Le domestique nègre s’avança, dit :

— Cinq mille francs la goutte, monseigneur. Puis il salua et sortit.

Philibert sursauta. Le comte le calma.

— Vous savez, mon cher, que vous auriez tort de vous gêner, fit-il… J’ai, aux Indes, trois pêcheries de perles inépuisables et je n’ai pas envie de m’établir bijoutier… Voyons, mon cher Wat, me voyez-vous en bijoutier ?… Une vitrine rue de la Paix… « Maison Teramo-Girgenti… Perles de Ceylan »… Je serais à jamais déshonoré dans ce monde et… je n’oserais plus me représenter dans l’autre !… Sérieusement, que voulez-vous que je fasse de mes perles, si je ne les mange pas ?

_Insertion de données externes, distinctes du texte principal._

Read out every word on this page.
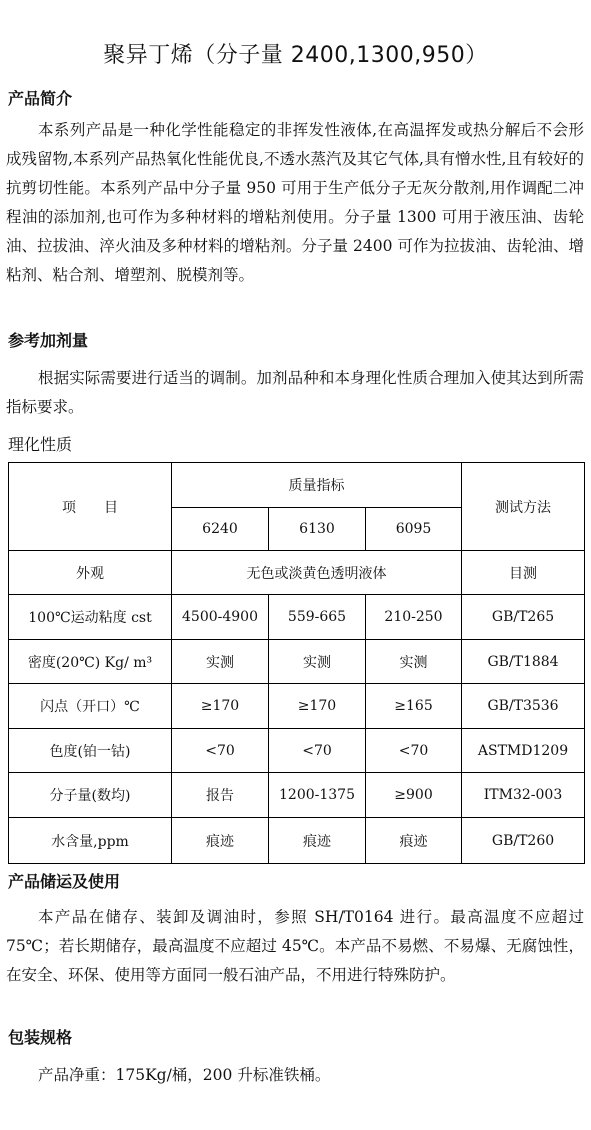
聚异丁烯（分子量 2400,1300,950）
产品简介

本系列产品是一种化学性能稳定的非挥发性液体,在高温挥发或热分解后不会形成残留物,本系列产品热氧化性能优良,不透水蒸汽及其它气体,具有憎水性,且有较好的抗剪切性能。本系列产品中分子量 950 可用于生产低分子无灰分散剂,用作调配二冲程油的添加剂,也可作为多种材料的增粘剂使用。分子量 1300 可用于液压油、齿轮油、拉拔油、淬火油及多种材料的增粘剂。分子量 2400 可作为拉拔油、齿轮油、增粘剂、粘合剂、增塑剂、脱模剂等。

参考加剂量

根据实际需要进行适当的调制。加剂品种和本身理化性质合理加入使其达到所需指标要求。

理化性质
项　　目	质量指标			测试方法
	6240	6130	6095	
外观	无色或淡黄色透明液体			目测
100℃运动粘度 cst	4500-4900	559-665	210-250	GB/T265
密度(20℃) Kg/ m³	实测	实测	实测	GB/T1884
闪点（开口）℃	≥170	≥170	≥165	GB/T3536
色度(铂一钴)	<70	<70	<70	ASTMD1209
分子量(数均)	报告	1200-1375	≥900	ITM32-003
水含量,ppm	痕迹	痕迹	痕迹	GB/T260
产品储运及使用

本产品在储存、装卸及调油时，参照 SH/T0164 进行。最高温度不应超过 75℃；若长期储存，最高温度不应超过 45℃。本产品不易燃、不易爆、无腐蚀性，在安全、环保、使用等方面同一般石油产品，不用进行特殊防护。

包装规格

产品净重：175Kg/桶，200 升标准铁桶。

Philibert, qui était galant, répondit au comte :

— Si vous ne mangiez pas vos perles, vous pourriez les donner aux dames.

— Oh ! mon cher monsieur ! Les femmes sont si ingrates !… J’en suis bien revenu, allez ! depuis deux mille ans…

— Depuis deux mille ans ! En vérité, vous avez commencé votre régime il y a deux mille ans ?

— À peu près… Mais je dois à la vérité de dire que la mémoire me fait un peu défaut quand je me reporte à cette époque lointaine où je suis né pour la première fois. Et puis, la première fois ne compte pas !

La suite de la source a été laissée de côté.